Some say Belgium’s 180-year history, as a shotgun alliance of French and Dutch speakers, means the country lacks a sense of national purpose to push people together during a crisis.
“We have an awkward democracy, which is quite conflict prone,” said Carl Devos, professor of political science at Ghent University. “If you don’t have a national identity, everything is defined as them and us. Belgian problems don’t exist: It’s only French and Flemish problems.”
Yet for most Belgians these tiffs matter little. Thanks to a well-functioning bureaucracy, rubbish is collected, buses run on time and taxes still have to be paid.
At the federal level, the caretaker administration of outgoing Belgain Prime Minister Yves Leterme has kept things ticking over.
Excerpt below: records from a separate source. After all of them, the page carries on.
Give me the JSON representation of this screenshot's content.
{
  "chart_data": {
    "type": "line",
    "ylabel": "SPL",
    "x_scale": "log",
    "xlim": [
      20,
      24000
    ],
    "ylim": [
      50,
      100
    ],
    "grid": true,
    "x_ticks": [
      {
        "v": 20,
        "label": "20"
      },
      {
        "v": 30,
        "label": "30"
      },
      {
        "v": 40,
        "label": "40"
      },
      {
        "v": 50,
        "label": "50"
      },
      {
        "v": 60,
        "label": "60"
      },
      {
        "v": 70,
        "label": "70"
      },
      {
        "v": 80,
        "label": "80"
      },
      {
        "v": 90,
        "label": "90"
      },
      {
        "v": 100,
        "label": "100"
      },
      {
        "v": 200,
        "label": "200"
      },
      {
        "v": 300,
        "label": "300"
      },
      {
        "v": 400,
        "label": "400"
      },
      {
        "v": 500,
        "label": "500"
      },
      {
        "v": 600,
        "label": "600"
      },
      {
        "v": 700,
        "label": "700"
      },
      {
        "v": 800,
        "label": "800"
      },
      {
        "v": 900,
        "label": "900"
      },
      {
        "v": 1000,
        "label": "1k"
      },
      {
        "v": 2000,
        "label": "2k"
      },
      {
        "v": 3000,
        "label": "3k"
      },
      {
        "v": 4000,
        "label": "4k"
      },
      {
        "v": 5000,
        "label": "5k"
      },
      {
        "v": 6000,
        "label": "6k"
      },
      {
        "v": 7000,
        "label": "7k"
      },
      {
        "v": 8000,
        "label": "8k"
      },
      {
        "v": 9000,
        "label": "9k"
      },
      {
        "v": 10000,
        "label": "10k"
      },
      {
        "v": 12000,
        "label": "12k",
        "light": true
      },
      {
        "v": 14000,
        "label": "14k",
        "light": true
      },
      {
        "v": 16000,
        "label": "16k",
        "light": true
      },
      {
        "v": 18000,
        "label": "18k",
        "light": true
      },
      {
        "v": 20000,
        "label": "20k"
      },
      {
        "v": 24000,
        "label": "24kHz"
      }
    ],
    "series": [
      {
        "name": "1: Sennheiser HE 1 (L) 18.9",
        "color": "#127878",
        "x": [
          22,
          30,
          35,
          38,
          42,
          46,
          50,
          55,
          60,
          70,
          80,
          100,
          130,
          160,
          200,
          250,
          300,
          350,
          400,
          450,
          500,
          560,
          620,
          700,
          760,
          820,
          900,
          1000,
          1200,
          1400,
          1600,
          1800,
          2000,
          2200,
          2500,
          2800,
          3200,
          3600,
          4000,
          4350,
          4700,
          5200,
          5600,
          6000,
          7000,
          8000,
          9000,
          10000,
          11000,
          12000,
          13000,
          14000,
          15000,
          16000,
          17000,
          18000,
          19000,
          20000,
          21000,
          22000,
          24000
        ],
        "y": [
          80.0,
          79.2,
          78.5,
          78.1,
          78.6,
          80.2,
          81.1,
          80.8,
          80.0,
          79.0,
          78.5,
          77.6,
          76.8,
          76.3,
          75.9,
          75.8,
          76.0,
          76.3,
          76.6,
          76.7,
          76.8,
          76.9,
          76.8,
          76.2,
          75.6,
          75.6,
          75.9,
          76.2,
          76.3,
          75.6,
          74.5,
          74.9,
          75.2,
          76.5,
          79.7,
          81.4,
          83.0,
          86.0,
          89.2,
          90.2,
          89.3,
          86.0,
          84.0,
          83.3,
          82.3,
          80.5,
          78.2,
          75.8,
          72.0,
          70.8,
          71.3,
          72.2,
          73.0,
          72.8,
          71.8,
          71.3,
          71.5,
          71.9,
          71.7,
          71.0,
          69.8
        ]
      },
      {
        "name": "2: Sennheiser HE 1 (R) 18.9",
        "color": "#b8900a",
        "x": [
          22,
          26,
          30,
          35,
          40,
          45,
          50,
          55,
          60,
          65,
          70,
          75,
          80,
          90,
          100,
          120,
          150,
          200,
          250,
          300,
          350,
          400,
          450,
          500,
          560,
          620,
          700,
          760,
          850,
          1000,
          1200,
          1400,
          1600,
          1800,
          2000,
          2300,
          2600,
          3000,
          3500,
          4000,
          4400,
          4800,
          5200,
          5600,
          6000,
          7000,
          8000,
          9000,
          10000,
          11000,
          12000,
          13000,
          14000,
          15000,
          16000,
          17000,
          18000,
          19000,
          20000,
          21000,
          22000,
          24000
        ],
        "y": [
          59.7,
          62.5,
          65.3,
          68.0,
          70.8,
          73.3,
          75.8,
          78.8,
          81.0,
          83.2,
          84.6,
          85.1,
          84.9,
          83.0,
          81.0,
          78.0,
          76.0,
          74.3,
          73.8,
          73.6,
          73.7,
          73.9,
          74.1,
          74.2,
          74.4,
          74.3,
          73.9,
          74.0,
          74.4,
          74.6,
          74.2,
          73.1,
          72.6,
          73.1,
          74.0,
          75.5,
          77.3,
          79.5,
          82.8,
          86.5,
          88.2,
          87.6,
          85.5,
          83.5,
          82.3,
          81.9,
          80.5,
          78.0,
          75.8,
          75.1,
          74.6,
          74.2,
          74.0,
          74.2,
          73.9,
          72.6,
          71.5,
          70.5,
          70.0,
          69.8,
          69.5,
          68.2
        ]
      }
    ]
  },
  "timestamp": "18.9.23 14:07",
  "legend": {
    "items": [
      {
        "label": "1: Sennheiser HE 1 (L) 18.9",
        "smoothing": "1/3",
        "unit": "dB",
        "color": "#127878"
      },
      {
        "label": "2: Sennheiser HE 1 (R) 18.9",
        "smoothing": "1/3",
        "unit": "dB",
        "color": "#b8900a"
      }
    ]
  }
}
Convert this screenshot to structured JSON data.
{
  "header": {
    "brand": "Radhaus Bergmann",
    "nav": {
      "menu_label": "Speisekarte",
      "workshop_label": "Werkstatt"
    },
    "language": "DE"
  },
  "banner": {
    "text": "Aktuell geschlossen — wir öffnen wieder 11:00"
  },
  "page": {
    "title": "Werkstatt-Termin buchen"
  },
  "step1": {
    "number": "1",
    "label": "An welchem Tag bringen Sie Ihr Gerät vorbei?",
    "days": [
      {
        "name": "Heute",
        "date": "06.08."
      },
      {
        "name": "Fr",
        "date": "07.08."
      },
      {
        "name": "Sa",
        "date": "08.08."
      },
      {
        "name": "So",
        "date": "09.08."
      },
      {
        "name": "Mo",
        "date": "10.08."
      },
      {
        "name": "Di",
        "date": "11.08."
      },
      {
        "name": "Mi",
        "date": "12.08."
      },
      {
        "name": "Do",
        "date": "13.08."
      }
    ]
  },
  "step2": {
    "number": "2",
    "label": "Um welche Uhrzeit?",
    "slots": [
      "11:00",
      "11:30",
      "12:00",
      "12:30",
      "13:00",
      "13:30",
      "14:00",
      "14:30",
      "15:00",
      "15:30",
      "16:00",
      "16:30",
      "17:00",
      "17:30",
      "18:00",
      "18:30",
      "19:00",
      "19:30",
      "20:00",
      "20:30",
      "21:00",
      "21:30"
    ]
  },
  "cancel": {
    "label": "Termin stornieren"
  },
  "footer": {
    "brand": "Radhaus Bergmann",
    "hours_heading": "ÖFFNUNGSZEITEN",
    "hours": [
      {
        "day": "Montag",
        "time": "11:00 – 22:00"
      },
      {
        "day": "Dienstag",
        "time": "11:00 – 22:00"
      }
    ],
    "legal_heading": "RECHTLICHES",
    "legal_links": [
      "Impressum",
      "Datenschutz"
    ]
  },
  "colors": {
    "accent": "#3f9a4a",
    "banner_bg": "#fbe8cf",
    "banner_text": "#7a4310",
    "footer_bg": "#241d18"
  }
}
It deftly helmed Belgium’s six-month presidency of the EU last year, pushed through bold budget-cutting measures in February and also dispatched fighter jets to enforce the no-fly zone over Libya.
The scant impact of the stalemate on daily life is probably why most Belgians shrug it off, even making light of it at times.
When Belgium broke the world record for its government impasse, beating Iraq’s 2009 marker as undisputed dithering champion, it was greeted with ironic celebrations across the country.
There will probably be a few more mocking celebrations today. It may well be another year before the crisis is resolved, but if Belgians continue to laugh at their bizarre condition, it probably means there is hope yet.